Here is said change: https://github.com/grain-lang/grain/pull/1655
Looks good to me @ospencer, thanks for the feedback
@av8ta Since you made a lot of progress towards this API on your initial PR, were you still planning on writing a new iteration based on the recent feedback or would you be ok with someone else bringing it over the finish line?
@alex-snezhko I'm keen to resume with the new design. I found myself afk for a few weeks while shifting country and getting settled in, and can get back into it now.
@av8ta Sounds good! I made some progress for the new proposed API that you could use as a base if you'd like https://github.com/alex-snezhko/grain/blob/ergo-fs/stdlib/sys/fs.gr
Thanks @alex-snezhko that's really helpful
Hey @av8ta and @alex-snezhko - I'd love for this PR to be up soon so we can get as much landed for 0.6 as possible.

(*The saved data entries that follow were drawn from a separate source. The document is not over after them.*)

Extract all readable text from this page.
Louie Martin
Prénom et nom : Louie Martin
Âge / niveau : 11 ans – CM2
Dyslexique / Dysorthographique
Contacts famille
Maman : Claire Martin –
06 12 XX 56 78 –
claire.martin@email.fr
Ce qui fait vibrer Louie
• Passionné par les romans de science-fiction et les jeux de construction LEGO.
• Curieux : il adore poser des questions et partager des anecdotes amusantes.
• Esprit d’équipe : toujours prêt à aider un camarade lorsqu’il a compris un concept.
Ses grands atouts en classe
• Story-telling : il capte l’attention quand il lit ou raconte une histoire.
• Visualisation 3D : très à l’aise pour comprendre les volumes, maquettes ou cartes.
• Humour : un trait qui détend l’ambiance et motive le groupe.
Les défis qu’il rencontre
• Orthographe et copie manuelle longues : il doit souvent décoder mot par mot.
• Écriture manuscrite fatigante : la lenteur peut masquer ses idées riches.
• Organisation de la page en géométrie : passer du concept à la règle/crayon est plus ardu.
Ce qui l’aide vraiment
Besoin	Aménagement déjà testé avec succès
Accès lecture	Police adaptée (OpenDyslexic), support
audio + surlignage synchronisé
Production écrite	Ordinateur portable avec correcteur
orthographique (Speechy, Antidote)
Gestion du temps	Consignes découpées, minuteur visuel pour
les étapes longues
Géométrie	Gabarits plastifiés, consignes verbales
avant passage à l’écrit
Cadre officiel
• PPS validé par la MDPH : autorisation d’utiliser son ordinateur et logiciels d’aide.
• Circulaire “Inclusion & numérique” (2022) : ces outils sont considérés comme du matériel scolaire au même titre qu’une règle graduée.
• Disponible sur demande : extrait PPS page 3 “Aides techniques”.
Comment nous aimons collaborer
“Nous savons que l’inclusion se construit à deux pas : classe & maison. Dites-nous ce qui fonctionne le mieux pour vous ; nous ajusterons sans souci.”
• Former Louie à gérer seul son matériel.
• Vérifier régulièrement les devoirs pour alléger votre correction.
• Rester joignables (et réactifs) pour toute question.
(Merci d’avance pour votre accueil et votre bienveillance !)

We are probably only a couple of weeks away! 🙏
Hey @phated I've had busy weekends lately, but I've got a chunk of this one free so I'll take a look at it. Hopefully that won't be too late for 0.6 :pray:
@av8ta I've had some time to pick this back up as I wasn't sure if you had the time to get to this since your last comment. However, I see that you pushed up a commit on Oct 3rd, so I was curious if you were still looking to close this out or if you'd be fine with me making this PR? I implemented several additional functions and think I have it at a near-complete state now.
@alex-snezhko yeah go for it, I had planned to but having trouble creating the time for it.